Do you ever feel like running for the door when the pastor starts preaching? This is a normal response. No offense pastors, but sometimes your teaching makes me want to cover my ears and stuff my face in a pillow. It’s not that your message is bad or poorly delivered. It’s quite the opposite. Your message speaks such truth into my conscience that I feel guilty and sometimes ashamed. I realize, sometimes for the first time, how much I have wronged God.
Almost every morning I put on glasses. As I’ve gotten older I’ve decided contacts really aren’t worth the two seconds it takes to put them in my eyes and certainly not worth the money most of the time. In my mad rush to get out the door, I often don’t properly clean my glasses, at least not in the way my dad recently instructed me to go about cleaning them. Before leaving the house the lenses seem perfectly clean. I rush out the door and as soon as the lenses catch a glimpse of sunlight I can see all the blemishes, all the impurities.

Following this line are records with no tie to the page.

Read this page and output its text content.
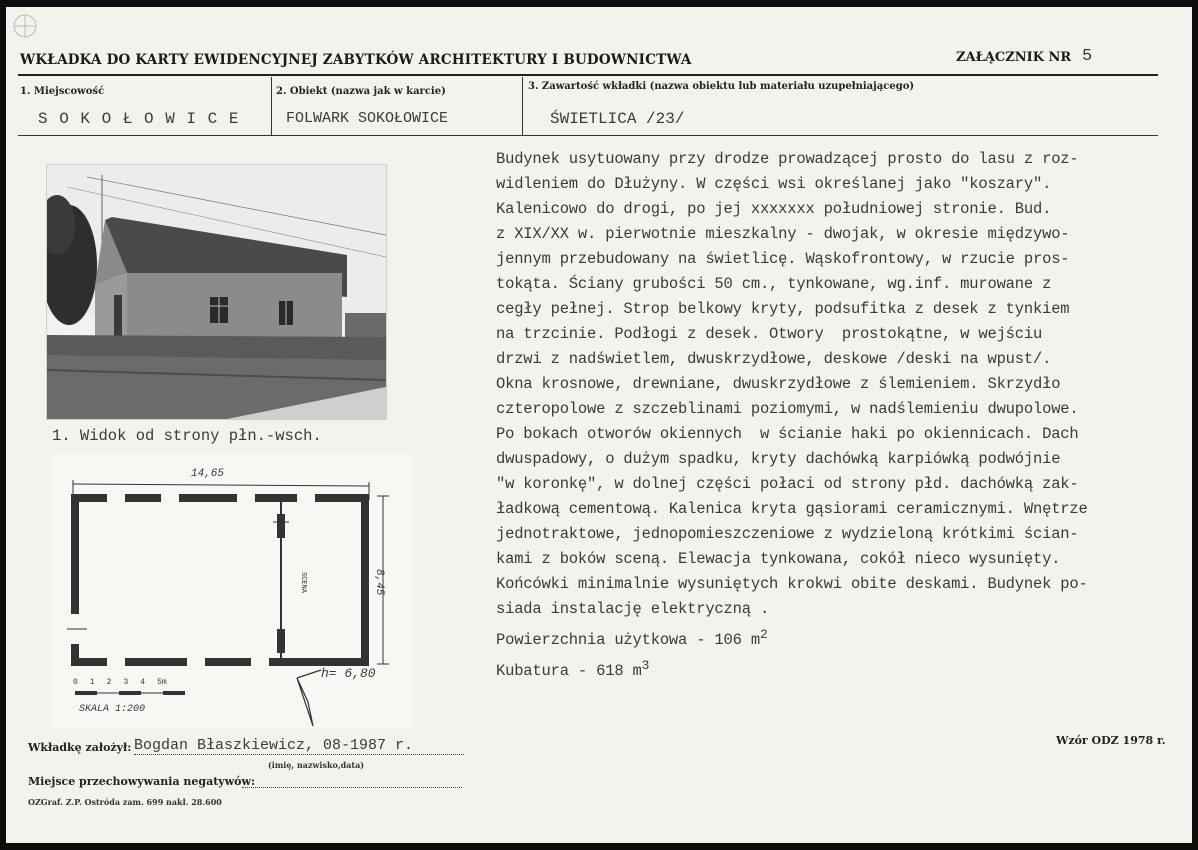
WKŁADKA DO KARTY EWIDENCYJNEJ ZABYTKÓW ARCHITEKTURY I BUDOWNICTWA	ZAŁĄCZNIK NR 5
1. Miejscowość
S O K O Ł O W I C E
2. Obiekt (nazwa jak w karcie)
FOLWARK SOKOŁOWICE
3. Zawartość wkładki (nazwa obiektu lub materiału uzupełniającego)
ŚWIETLICA /23/
1. Widok od strony płn.-wsch.
14,65
8,45
SCENA
h= 6,80
0 1 2 3 4 5m
SKALA 1:200

Budynek usytuowany przy drodze prowadzącej prosto do lasu z roz-

widleniem do Dłużyny. W części wsi określanej jako "koszary".

Kalenicowo do drogi, po jej xxxxxxx południowej stronie. Bud.

z XIX/XX w. pierwotnie mieszkalny - dwojak, w okresie międzywo-

jennym przebudowany na świetlicę. Wąskofrontowy, w rzucie pros-

tokąta. Ściany grubości 50 cm., tynkowane, wg.inf. murowane z

cegły pełnej. Strop belkowy kryty, podsufitka z desek z tynkiem

na trzcinie. Podłogi z desek. Otwory  prostokątne, w wejściu

drzwi z nadświetlem, dwuskrzydłowe, deskowe /deski na wpust/.

Okna krosnowe, drewniane, dwuskrzydłowe z ślemieniem. Skrzydło

czteropolowe z szczeblinami poziomymi, w nadślemieniu dwupolowe.

Po bokach otworów okiennych  w ścianie haki po okiennicach. Dach

dwuspadowy, o dużym spadku, kryty dachówką karpiówką podwójnie

"w koronkę", w dolnej części połaci od strony płd. dachówką zak-

ładkową cementową. Kalenica kryta gąsiorami ceramicznymi. Wnętrze

jednotraktowe, jednopomieszczeniowe z wydzieloną krótkimi ścian-

kami z boków sceną. Elewacja tynkowana, cokół nieco wysunięty.

Końcówki minimalnie wysuniętych krokwi obite deskami. Budynek po-

siada instalację elektryczną .

Powierzchnia użytkowa - 106 $m^2$

Kubatura - 618 $m^3$

Wkładkę założył: Bogdan Błaszkiewicz, 08-1987 r.
(imię, nazwisko,data)
Miejsce przechowywania negatywów:
OZGraf. Z.P. Ostróda zam. 699 nakł. 28.600
Wzór ODZ 1978 r.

The same happens in church. Out in the real world of distraction we don’t notice the blemishes of sin until we sit down without distraction and take in the truth and examine our sin. Sin is an ugly thing. Like the smudges on my glasses it can blur the way we see things.
Fortunately we can take time to examine ourselves daily, reflect on where we have failed, and most importantly, revel in the fact that we are forgiven and reconciled. To examine ourselves is to shine the light of God’s word, His truths on our lives and let Him reveal where we have mis-stepped. This is not to cause shame, but to release the guilt through repentance.
To see the blemishes is to see the light, for in the darkness neither blemish nor beauty is seen. Would you rather live without seeing at all or live with seeing what can be made pure through the blood of Jesus?